As veias cronicamente esticadas se transformam em varizes e causam dor que se desenvolve na própria parede venosa e nos órgãos congestionados. As mulheres costumam queixar-se de dor na área do abdómen inferior esquerdo (área do ovário esquerdo) e os homens no testículo esquerdo.

Esquema de circuitos típicos de bypass quando o sangue do rim esquerdo é impedido de passar através do quebra-nozes arterial e drena para a pélvis através de colaterais. (Ilustração em angiografia por RM)

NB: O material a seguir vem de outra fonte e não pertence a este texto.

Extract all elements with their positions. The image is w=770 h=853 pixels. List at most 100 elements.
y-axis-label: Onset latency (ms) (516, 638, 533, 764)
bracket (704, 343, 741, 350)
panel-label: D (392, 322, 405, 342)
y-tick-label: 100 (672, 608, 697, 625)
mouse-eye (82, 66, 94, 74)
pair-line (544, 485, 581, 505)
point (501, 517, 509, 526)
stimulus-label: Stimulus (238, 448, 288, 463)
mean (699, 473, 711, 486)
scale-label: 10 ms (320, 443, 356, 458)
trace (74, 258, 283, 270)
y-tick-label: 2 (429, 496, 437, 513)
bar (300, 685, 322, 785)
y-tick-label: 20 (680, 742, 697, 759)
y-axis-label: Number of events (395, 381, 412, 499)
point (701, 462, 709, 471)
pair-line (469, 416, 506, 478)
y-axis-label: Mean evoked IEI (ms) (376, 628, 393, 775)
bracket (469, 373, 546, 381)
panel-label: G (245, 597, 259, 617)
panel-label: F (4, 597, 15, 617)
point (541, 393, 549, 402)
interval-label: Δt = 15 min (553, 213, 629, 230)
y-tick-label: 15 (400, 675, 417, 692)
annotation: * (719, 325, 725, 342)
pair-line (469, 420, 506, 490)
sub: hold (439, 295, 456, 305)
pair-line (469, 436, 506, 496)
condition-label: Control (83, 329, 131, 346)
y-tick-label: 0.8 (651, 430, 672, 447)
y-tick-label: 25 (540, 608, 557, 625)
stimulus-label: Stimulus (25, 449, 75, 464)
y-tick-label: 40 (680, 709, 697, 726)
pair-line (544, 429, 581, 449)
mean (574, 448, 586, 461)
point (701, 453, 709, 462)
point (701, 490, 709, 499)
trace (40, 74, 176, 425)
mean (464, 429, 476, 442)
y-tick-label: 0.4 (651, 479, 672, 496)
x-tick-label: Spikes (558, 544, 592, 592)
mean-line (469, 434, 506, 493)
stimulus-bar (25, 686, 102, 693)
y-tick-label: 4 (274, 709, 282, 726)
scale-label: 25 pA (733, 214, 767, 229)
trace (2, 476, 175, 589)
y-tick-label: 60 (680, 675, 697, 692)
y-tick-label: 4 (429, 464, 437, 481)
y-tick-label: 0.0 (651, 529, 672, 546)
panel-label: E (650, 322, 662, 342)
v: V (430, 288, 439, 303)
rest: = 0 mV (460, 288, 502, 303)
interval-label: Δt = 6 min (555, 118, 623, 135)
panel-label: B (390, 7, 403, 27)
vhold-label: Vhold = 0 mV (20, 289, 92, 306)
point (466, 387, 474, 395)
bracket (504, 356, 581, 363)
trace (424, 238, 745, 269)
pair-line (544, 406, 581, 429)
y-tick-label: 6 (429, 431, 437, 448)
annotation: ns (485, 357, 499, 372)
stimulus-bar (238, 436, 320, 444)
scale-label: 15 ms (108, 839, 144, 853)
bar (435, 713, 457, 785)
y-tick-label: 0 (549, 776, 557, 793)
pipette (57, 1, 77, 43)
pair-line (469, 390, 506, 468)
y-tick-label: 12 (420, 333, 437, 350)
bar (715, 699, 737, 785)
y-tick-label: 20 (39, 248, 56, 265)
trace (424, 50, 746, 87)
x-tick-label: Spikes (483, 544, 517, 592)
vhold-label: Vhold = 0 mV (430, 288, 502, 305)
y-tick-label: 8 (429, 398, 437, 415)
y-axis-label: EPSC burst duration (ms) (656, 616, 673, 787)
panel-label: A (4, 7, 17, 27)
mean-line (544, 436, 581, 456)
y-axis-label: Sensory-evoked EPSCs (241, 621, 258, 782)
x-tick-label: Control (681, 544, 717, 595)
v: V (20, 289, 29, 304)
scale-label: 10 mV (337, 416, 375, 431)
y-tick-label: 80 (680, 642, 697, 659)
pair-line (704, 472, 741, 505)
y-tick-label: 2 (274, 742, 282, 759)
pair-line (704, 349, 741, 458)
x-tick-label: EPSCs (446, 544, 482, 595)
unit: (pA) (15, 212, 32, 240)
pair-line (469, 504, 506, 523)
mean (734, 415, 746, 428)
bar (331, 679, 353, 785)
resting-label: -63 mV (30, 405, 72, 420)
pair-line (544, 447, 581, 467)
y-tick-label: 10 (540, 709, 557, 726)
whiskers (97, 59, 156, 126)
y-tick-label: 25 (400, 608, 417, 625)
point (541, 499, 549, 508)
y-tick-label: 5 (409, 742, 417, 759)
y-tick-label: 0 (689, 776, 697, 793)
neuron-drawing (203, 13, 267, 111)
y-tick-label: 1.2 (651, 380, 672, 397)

Corte transversal do abdome superior – vista de baixo Na angiografia por RM e ultrassonografia, a congestão da veia renal esquerda com sua dilatação pode ser visualizada e o trajeto do sangue através de uma réno-raquidia tronco para as veias da coluna vertebral pode ser visualizado.

 

Representação das veias colaterais esquerdas ao longo da coluna vertebral na angiografia por RM

Isso resulta em dor no abdômen inferior esquerdo ou no testículo esquerdo. A quantidade de sangue que é passada através da veia ascendente e da veia ovariana para a pélvis agora procura conexão com a veia cava inferior, que corre à direita da coluna vertebral. Para chegar lá, uma forma preferida é que o sangue passe dos órgãos pélvicos para a veia pélvica esquerda profunda, de onde flui para a grande veia pélvica esquerda (Vena iliaca communis sinistra) e de lá atinge a veia cava inferior através do chamado promontório.  O promontório é a colina acima mencionada, formada pela ligação entre o sacro e a coluna lombar e que se projeta para a frente, especialmente nas mulheres. O sangue da pélvis esquerda e da perna esquerda deve agora, por um lado, ultrapassar esta colina, mas é pressionado contra as estruturas ósseas pelas artérias deitadas nas veias, que são principalmente a artéria pélvica direita. Esta situação é referida como a constelação de May-Thurner de acordo com as primeiras descrições, dois médicos suíços.